Zur "Gewährleistung unserer Mobilität" erachte er es daher als "dringend erforderlich, dass sich die Europäische Kommission aktuell und auf geeignete Weise mit den vorgebrachten Zweifeln auseinandersetzt und eine Neubewertung der Grenzwerte prüft", schreibt Scheuer laut "Bild" in dem Brief.
Experten sind uneins
Ziel müsse sein, "die Debatte insgesamt auf der Basis zutreffender Fakten und anerkannter wissenschaftlicher Methoden zu versachlichen".
Er wolle das Thema spätestens beim EU-Verkehrsministerrat am 6. Juni aufgreifen und bitte hierfür um Bulcs "Unterstützung".
In der vergangenen Woche hatte ein Gruppe von rund 100 Lungenärzten die geltenden Grenzwerte für Feinstaub und Stickoxide als unwissenschaftlich kritisiert. Ihre Stellungnahme stieß allerdings bei einer Mehrheit von Fachkollegen in Deutschland und international auf Widerspruch.

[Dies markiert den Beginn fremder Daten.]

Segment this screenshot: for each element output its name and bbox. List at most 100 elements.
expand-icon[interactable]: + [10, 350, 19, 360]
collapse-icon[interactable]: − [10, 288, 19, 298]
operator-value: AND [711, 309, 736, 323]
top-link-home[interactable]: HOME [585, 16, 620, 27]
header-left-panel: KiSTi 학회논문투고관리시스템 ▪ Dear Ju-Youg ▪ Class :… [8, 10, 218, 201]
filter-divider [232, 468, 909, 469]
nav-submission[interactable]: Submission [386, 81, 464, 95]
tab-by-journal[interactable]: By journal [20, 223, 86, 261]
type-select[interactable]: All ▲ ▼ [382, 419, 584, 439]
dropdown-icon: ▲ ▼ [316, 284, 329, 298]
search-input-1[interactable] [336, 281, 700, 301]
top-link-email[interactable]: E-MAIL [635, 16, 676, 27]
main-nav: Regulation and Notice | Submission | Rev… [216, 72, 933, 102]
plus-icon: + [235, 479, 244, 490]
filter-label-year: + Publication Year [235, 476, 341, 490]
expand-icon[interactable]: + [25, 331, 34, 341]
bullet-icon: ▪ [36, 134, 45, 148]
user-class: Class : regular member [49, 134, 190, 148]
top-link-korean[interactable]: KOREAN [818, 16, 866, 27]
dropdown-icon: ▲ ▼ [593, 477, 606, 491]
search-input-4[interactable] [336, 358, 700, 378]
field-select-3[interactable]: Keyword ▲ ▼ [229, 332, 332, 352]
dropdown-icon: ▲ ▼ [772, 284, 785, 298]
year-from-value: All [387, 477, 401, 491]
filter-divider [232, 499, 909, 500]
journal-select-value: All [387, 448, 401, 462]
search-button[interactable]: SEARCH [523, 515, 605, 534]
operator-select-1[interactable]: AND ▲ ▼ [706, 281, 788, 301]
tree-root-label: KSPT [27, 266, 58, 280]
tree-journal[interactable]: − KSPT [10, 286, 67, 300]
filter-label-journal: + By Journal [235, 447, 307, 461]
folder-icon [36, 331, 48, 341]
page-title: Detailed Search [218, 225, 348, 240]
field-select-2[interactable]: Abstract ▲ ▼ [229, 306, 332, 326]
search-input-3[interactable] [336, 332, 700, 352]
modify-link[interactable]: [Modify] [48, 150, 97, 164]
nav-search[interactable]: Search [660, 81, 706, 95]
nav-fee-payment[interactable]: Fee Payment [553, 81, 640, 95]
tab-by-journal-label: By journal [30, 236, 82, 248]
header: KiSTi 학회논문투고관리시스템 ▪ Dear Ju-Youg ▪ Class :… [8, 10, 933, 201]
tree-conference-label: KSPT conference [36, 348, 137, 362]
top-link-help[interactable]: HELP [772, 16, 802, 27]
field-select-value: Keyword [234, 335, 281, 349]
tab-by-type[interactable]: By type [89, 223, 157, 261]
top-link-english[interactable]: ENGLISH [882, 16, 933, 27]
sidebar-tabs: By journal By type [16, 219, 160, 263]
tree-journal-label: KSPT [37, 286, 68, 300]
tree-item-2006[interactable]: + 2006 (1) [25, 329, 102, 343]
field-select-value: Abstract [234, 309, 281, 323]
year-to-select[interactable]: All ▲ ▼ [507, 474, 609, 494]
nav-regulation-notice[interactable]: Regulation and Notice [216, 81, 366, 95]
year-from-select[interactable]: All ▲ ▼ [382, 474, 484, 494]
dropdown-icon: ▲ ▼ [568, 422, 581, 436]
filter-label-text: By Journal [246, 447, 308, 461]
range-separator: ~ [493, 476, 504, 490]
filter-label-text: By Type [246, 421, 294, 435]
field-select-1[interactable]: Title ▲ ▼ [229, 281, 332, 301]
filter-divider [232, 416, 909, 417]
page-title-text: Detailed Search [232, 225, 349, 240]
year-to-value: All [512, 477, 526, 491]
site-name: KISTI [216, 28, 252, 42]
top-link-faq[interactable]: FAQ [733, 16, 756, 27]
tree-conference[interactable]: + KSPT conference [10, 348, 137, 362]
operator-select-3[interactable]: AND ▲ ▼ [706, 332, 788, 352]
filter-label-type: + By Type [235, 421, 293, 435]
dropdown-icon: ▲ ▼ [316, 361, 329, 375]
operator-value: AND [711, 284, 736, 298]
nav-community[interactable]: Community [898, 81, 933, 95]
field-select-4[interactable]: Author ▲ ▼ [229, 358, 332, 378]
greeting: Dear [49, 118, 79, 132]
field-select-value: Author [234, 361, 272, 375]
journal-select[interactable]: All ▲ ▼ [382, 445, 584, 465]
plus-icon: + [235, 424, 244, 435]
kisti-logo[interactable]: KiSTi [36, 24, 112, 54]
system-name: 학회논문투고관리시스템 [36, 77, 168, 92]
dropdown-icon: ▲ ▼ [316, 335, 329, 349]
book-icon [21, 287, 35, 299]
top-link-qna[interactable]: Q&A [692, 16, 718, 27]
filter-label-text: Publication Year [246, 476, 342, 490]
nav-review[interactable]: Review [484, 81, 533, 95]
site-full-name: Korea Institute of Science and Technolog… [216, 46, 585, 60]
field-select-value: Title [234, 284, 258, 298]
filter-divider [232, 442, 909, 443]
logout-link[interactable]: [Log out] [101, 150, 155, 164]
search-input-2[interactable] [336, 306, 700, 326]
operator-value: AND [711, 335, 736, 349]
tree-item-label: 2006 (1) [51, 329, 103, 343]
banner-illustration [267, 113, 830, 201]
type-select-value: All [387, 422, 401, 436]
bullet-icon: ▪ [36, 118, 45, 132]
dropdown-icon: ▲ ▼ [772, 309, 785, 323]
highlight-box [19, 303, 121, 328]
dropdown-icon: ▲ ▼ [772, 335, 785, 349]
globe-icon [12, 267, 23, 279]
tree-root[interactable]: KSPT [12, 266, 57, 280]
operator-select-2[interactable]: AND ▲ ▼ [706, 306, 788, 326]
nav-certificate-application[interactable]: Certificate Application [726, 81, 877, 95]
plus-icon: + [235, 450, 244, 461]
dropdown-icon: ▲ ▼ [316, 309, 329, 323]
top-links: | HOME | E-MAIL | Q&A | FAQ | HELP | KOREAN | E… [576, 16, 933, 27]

Auch in der Bundesregierung wird inzwischen über die Grenzwerte gestritten. So beharrt Bundesumweltministerin Svenja Schulze (SPD) auf deren Einhaltung.
Unterdessen wurde am Donnerstag bekannt, dass die Luftverschmutzung vor allem aus Diesel-Abgasen in vielen deutschen Städten höher als erlaubt ist.
Grenzüberschreitung in mindestens 35 Städten
In mindestens 35 Städten wurde der EU-Grenzwert für gesundheitsschädliches Stickstoffdioxid (NO2) im vergangenen Jahr überschritten, wie aus einer ersten Bilanz des Umweltbundesamts (UBA) hervorgeht. Die neuen Daten liegen der Deutschen Presse-Agentur vor.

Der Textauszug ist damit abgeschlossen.